It’s Your Move…
Some of you may be aware that I have been dabbling in stand up comedy recently. How this happened is a bit of a mystery, its almost as if one night I found myself standing in front of a bunch of strangers, in a small room up over a bar, trying to make them laugh. Some people’s definition of hell, no doubt – and probably mine, not too long ago.
As I write this I am thinking about the comedy slot I am doing tonight in the Bankers pub in Dublin for the first time. I have no idea what to expect and am tending towards mild panic every-time I focus on just how bad tonight could go. Of course, how I focus on or think about tonight (or any other thing in life) is up to me, my attitude towards it is my choice. A part of me would like to say “feck it, I will stay at home and relax, watch TV and have a beer, I deserve it..”, but a deeper aspect of me knows this is something I want to do, it is part of a bigger plan, a bigger picture which I have going forward, it is short term pain for long term gain.
And if tonight does go badly then I still have a choice as to how to respond to that. I could quit and say this is not for me or I could look at what I could do differently for next time, learn from it and move on. If it goes well I still have the choice of continuing and developing new material or deciding I have proven I can do it and now on to new things (in other words run while I can!).
Tonight will happen regardless and how I respond to the evening as it unfolds will determine my experience of it. How I respond (not react) in each moment is where my choice operates, this is where I make my move in response to what is happening.
So in life it is always our next move – how we respond to what is happening, the quality of the move we make, determines our experience of life.

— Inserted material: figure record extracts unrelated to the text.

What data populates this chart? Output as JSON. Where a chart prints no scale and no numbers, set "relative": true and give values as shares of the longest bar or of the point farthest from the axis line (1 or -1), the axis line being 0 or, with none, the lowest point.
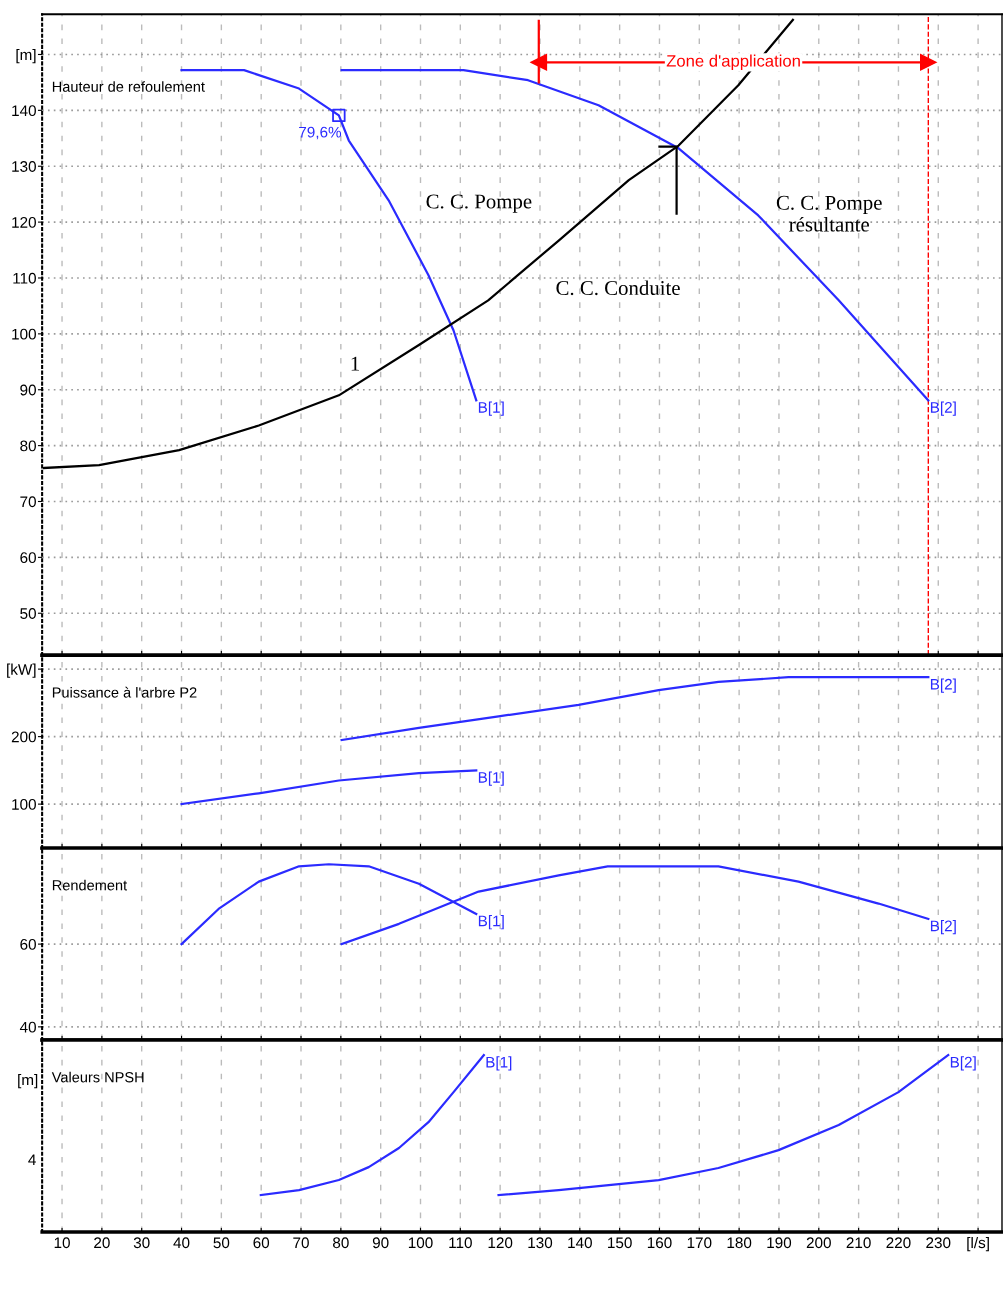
{
  "chart_data": [
    {
      "type": "line",
      "title": "Hauteur de refoulement",
      "xlim": [
        5,
        246
      ],
      "ylim": [
        42.5,
        157.2
      ],
      "tick_labels": "y",
      "grid": true,
      "yticks": [
        {
          "value": 150,
          "label": "[m]"
        },
        140,
        130,
        120,
        110,
        100,
        90,
        80,
        70,
        60,
        50
      ],
      "series": [
        {
          "color": "#2b2bff",
          "x": [
            40,
            55.7,
            69.5,
            79.5,
            82,
            92,
            102,
            108.3,
            114
          ],
          "values": [
            147.2,
            147.2,
            143.9,
            139.1,
            134.6,
            123.9,
            110.5,
            100.6,
            88.1
          ]
        },
        {
          "color": "#2b2bff",
          "x": [
            80.2,
            110.8,
            127,
            144.7,
            164.8,
            184.8,
            205,
            227.5
          ],
          "values": [
            147.2,
            147.2,
            145.4,
            140.9,
            133.2,
            121.2,
            106,
            88.1
          ]
        },
        {
          "color": "#000000",
          "x": [
            5.5,
            19.3,
            39.4,
            59.4,
            79.5,
            99.6,
            117,
            134.7,
            152.3,
            164.8,
            179.8,
            193.5
          ],
          "values": [
            76,
            76.5,
            79.2,
            83.6,
            89,
            98,
            106,
            116.7,
            127.5,
            133.7,
            144.5,
            156.2
          ]
        },
        {
          "color": "#000000",
          "x": [
            160,
            164.3,
            164.3
          ],
          "values": [
            133.5,
            133.5,
            121.5
          ]
        },
        {
          "type": "scatter",
          "marker": "square",
          "color": "#2b2bff",
          "x": [
            79.5
          ],
          "values": [
            139.1
          ]
        },
        {
          "color": "#ff0000",
          "marker": "triangle",
          "x": [
            129.7,
            227.5
          ],
          "values": [
            148.6,
            148.6
          ]
        },
        {
          "color": "#ff0000",
          "x": [
            129.7,
            129.7
          ],
          "values": [
            145,
            156
          ]
        }
      ],
      "ref_lines": [
        {
          "axis": "x",
          "value": 227.5,
          "color": "#ff0000",
          "line_style": "dashed"
        }
      ],
      "annotations": [
        {
          "text": "79,6%",
          "x": 79.5,
          "y": 139.1
        },
        {
          "text": "B[1]",
          "x": 114,
          "y": 88.1
        },
        {
          "text": "B[2]",
          "x": 227.5,
          "y": 88.1
        },
        {
          "text": "Zone d'application",
          "x": 178.6,
          "y": 148.6
        },
        "C. C. Pompe",
        "C. C. Pompe\nrésultante",
        "C. C. Conduite",
        "1"
      ]
    },
    {
      "type": "line",
      "title": "Puissance à l'arbre P2",
      "xlim": [
        5,
        246
      ],
      "ylim": [
        34.8,
        320.7
      ],
      "tick_labels": "y",
      "grid": true,
      "yticks": [
        {
          "value": 300,
          "label": "[kW]"
        },
        200,
        100
      ],
      "series": [
        {
          "color": "#2b2bff",
          "x": [
            40,
            59.4,
            79.5,
            99.6,
            114
          ],
          "values": [
            100,
            116,
            135,
            146,
            150
          ]
        },
        {
          "color": "#2b2bff",
          "x": [
            80.2,
            99.6,
            119.6,
            139.7,
            159.8,
            174.8,
            192.4,
            227.5
          ],
          "values": [
            195,
            213,
            230,
            247,
            269,
            281,
            288,
            288
          ]
        }
      ],
      "annotations": [
        {
          "text": "B[1]",
          "x": 114,
          "y": 150
        },
        {
          "text": "B[2]",
          "x": 227.5,
          "y": 288
        }
      ]
    },
    {
      "type": "line",
      "title": "Rendement",
      "xlim": [
        5,
        246
      ],
      "ylim": [
        36.8,
        83.2
      ],
      "tick_labels": "y",
      "grid": true,
      "yticks": [
        60,
        40
      ],
      "series": [
        {
          "color": "#2b2bff",
          "x": [
            40,
            49.3,
            59.4,
            69.5,
            77,
            87,
            99.6,
            114
          ],
          "values": [
            60,
            68.5,
            75.1,
            78.8,
            79.3,
            78.8,
            74.6,
            67.3
          ]
        },
        {
          "color": "#2b2bff",
          "x": [
            80.2,
            94.6,
            114.6,
            134.7,
            147,
            174.8,
            194.9,
            215,
            227.5
          ],
          "values": [
            60,
            64.9,
            72.7,
            76.6,
            78.8,
            78.8,
            75.1,
            69.8,
            66.1
          ]
        }
      ],
      "annotations": [
        {
          "text": "B[1]",
          "x": 114,
          "y": 67.3
        },
        {
          "text": "B[2]",
          "x": 227.5,
          "y": 66.1
        }
      ]
    },
    {
      "type": "line",
      "title": "Valeurs NPSH",
      "ylabel": "[m]",
      "relative": true,
      "xlim": [
        5,
        246
      ],
      "grid": true,
      "xticks": [
        10,
        20,
        30,
        40,
        50,
        60,
        70,
        80,
        90,
        100,
        110,
        120,
        130,
        140,
        150,
        160,
        170,
        180,
        190,
        200,
        210,
        220,
        230,
        {
          "value": 240,
          "label": "[l/s]"
        }
      ],
      "series": [
        {
          "color": "#2b2bff",
          "x": [
            59.9,
            69.5,
            79.5,
            87,
            94.6,
            102,
            108.3,
            115.9
          ],
          "values": [
            0.209,
            0.237,
            0.294,
            0.367,
            0.475,
            0.621,
            0.791,
            1
          ]
        },
        {
          "color": "#2b2bff",
          "x": [
            119.6,
            134.7,
            159.8,
            174.8,
            189.9,
            205,
            220,
            232.5
          ],
          "values": [
            0.209,
            0.237,
            0.294,
            0.362,
            0.463,
            0.605,
            0.791,
            1
          ]
        }
      ],
      "annotations": [
        {
          "text": "B[1]",
          "x": 115.9,
          "y": 1
        },
        {
          "text": "B[2]",
          "x": 232.5,
          "y": 1
        },
        "4"
      ]
    }
  ]
}
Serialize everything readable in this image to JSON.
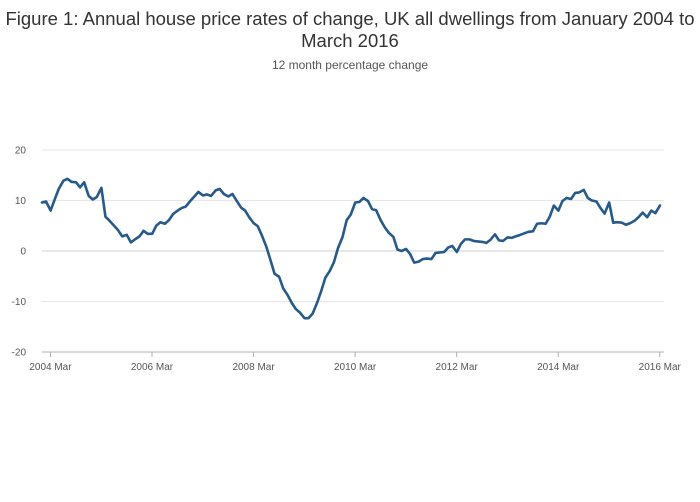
{
  "chart_data": {
    "type": "line",
    "title": "Figure 1: Annual house price rates of change, UK all dwellings from January 2004 to March 2016",
    "subtitle": "12 month percentage change",
    "xlabel": "",
    "ylabel": "",
    "x_ticks": [
      "2004 Mar",
      "2006 Mar",
      "2008 Mar",
      "2010 Mar",
      "2012 Mar",
      "2014 Mar",
      "2016 Mar"
    ],
    "x_range": [
      2004.0,
      2016.25
    ],
    "ylim": [
      -20,
      20
    ],
    "y_ticks": [
      -20,
      -10,
      0,
      10,
      20
    ],
    "grid": true,
    "legend": "none",
    "colors": {
      "line": "#26598C",
      "grid": "#E6E6E6",
      "axis": "#B0B0B0"
    },
    "series": [
      {
        "values": [
          [
            2004.0,
            9.6
          ],
          [
            2004.08,
            9.8
          ],
          [
            2004.17,
            8.0
          ],
          [
            2004.25,
            10.2
          ],
          [
            2004.33,
            12.3
          ],
          [
            2004.42,
            13.9
          ],
          [
            2004.5,
            14.3
          ],
          [
            2004.58,
            13.7
          ],
          [
            2004.67,
            13.6
          ],
          [
            2004.75,
            12.6
          ],
          [
            2004.83,
            13.6
          ],
          [
            2004.92,
            10.9
          ],
          [
            2005.0,
            10.2
          ],
          [
            2005.08,
            10.7
          ],
          [
            2005.17,
            12.5
          ],
          [
            2005.25,
            6.8
          ],
          [
            2005.33,
            6.0
          ],
          [
            2005.42,
            5.0
          ],
          [
            2005.5,
            4.1
          ],
          [
            2005.58,
            2.9
          ],
          [
            2005.67,
            3.2
          ],
          [
            2005.75,
            1.7
          ],
          [
            2005.83,
            2.3
          ],
          [
            2005.92,
            2.9
          ],
          [
            2006.0,
            4.0
          ],
          [
            2006.08,
            3.4
          ],
          [
            2006.17,
            3.4
          ],
          [
            2006.25,
            5.0
          ],
          [
            2006.33,
            5.7
          ],
          [
            2006.42,
            5.4
          ],
          [
            2006.5,
            6.1
          ],
          [
            2006.58,
            7.3
          ],
          [
            2006.67,
            8.0
          ],
          [
            2006.75,
            8.5
          ],
          [
            2006.83,
            8.8
          ],
          [
            2006.92,
            9.9
          ],
          [
            2007.0,
            10.8
          ],
          [
            2007.08,
            11.7
          ],
          [
            2007.17,
            11.0
          ],
          [
            2007.25,
            11.2
          ],
          [
            2007.33,
            10.9
          ],
          [
            2007.42,
            12.0
          ],
          [
            2007.5,
            12.3
          ],
          [
            2007.58,
            11.3
          ],
          [
            2007.67,
            10.8
          ],
          [
            2007.75,
            11.3
          ],
          [
            2007.83,
            10.0
          ],
          [
            2007.92,
            8.6
          ],
          [
            2008.0,
            8.0
          ],
          [
            2008.08,
            6.7
          ],
          [
            2008.17,
            5.5
          ],
          [
            2008.25,
            4.9
          ],
          [
            2008.33,
            3.1
          ],
          [
            2008.42,
            0.8
          ],
          [
            2008.5,
            -1.8
          ],
          [
            2008.58,
            -4.5
          ],
          [
            2008.67,
            -5.1
          ],
          [
            2008.75,
            -7.4
          ],
          [
            2008.83,
            -8.6
          ],
          [
            2008.92,
            -10.3
          ],
          [
            2009.0,
            -11.5
          ],
          [
            2009.08,
            -12.2
          ],
          [
            2009.17,
            -13.3
          ],
          [
            2009.25,
            -13.3
          ],
          [
            2009.33,
            -12.4
          ],
          [
            2009.42,
            -10.2
          ],
          [
            2009.5,
            -7.9
          ],
          [
            2009.58,
            -5.3
          ],
          [
            2009.67,
            -3.9
          ],
          [
            2009.75,
            -2.2
          ],
          [
            2009.83,
            0.6
          ],
          [
            2009.92,
            2.8
          ],
          [
            2010.0,
            6.1
          ],
          [
            2010.08,
            7.2
          ],
          [
            2010.17,
            9.6
          ],
          [
            2010.25,
            9.7
          ],
          [
            2010.33,
            10.5
          ],
          [
            2010.42,
            9.9
          ],
          [
            2010.5,
            8.3
          ],
          [
            2010.58,
            8.1
          ],
          [
            2010.67,
            6.1
          ],
          [
            2010.75,
            4.7
          ],
          [
            2010.83,
            3.6
          ],
          [
            2010.92,
            2.8
          ],
          [
            2011.0,
            0.3
          ],
          [
            2011.08,
            0.0
          ],
          [
            2011.17,
            0.4
          ],
          [
            2011.25,
            -0.6
          ],
          [
            2011.33,
            -2.3
          ],
          [
            2011.42,
            -2.1
          ],
          [
            2011.5,
            -1.6
          ],
          [
            2011.58,
            -1.5
          ],
          [
            2011.67,
            -1.6
          ],
          [
            2011.75,
            -0.4
          ],
          [
            2011.83,
            -0.3
          ],
          [
            2011.92,
            -0.2
          ],
          [
            2012.0,
            0.7
          ],
          [
            2012.08,
            1.0
          ],
          [
            2012.17,
            -0.2
          ],
          [
            2012.25,
            1.4
          ],
          [
            2012.33,
            2.3
          ],
          [
            2012.42,
            2.3
          ],
          [
            2012.5,
            2.0
          ],
          [
            2012.58,
            1.9
          ],
          [
            2012.67,
            1.8
          ],
          [
            2012.75,
            1.6
          ],
          [
            2012.83,
            2.2
          ],
          [
            2012.92,
            3.3
          ],
          [
            2013.0,
            2.1
          ],
          [
            2013.08,
            2.0
          ],
          [
            2013.17,
            2.7
          ],
          [
            2013.25,
            2.6
          ],
          [
            2013.33,
            2.9
          ],
          [
            2013.42,
            3.2
          ],
          [
            2013.5,
            3.5
          ],
          [
            2013.58,
            3.8
          ],
          [
            2013.67,
            3.9
          ],
          [
            2013.75,
            5.4
          ],
          [
            2013.83,
            5.5
          ],
          [
            2013.92,
            5.4
          ],
          [
            2014.0,
            6.8
          ],
          [
            2014.08,
            9.0
          ],
          [
            2014.17,
            8.0
          ],
          [
            2014.25,
            9.9
          ],
          [
            2014.33,
            10.5
          ],
          [
            2014.42,
            10.3
          ],
          [
            2014.5,
            11.5
          ],
          [
            2014.58,
            11.6
          ],
          [
            2014.67,
            12.1
          ],
          [
            2014.75,
            10.5
          ],
          [
            2014.83,
            10.0
          ],
          [
            2014.92,
            9.8
          ],
          [
            2015.0,
            8.5
          ],
          [
            2015.08,
            7.4
          ],
          [
            2015.17,
            9.6
          ],
          [
            2015.25,
            5.6
          ],
          [
            2015.33,
            5.7
          ],
          [
            2015.42,
            5.6
          ],
          [
            2015.5,
            5.2
          ],
          [
            2015.58,
            5.5
          ],
          [
            2015.67,
            6.0
          ],
          [
            2015.75,
            6.7
          ],
          [
            2015.83,
            7.6
          ],
          [
            2015.92,
            6.7
          ],
          [
            2016.0,
            8.0
          ],
          [
            2016.08,
            7.5
          ],
          [
            2016.17,
            9.0
          ]
        ]
      }
    ]
  }
}
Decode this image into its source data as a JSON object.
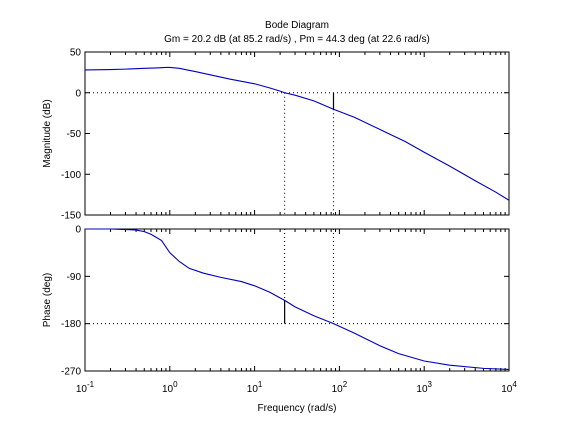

Another example is John who worked in finance and hated his boss. They would argue daily and John invariably came out the worst for it. He wanted to quit but was afraid to as the job market offered nothing for his qualifications and he had significant financial commitments. Work was for him a living stressful hell.
Part of John’s challenge was to change how he was responding to his boss in some way so that a new outcome or result would develop. He needed to see that his boss was not the real problem. After-all, the boss was another person who was just doing what he does, John had no control over the boss. What John realised he could do was choose to respond in a different way, he choose a new move. Instead of always reacting to the smart comments and sarcastic remarks his boss flung at him John picked a new response – he made a different move in his communication with the boss – he did not fight or argue back, he actually asked questions and really listened to what the boss was saying to him and very quickly the boss noticed this change in response from John, which forced him to respond in a different way, to make a new move. Gradually both of them were listening to each other and actually communicating effectively.
This did not happen over night, but it did change quickly and all because John could see that each move he made in response to what his boss did determined the next move from the boss – how we respond or the moves we consciously make in life are setting us up for success or pain. When we can see this clearly happening in our daily encounters with others we can change relationships dramatically with just a few simple new moves, just like a great game of chess.
Whatever your issue is at the moment, look at the usual moves you have made in relation to it, see if you could choose new moves and transform or even resolve the issue in the process. After-all, when we change how we relate to any issue we change the issue.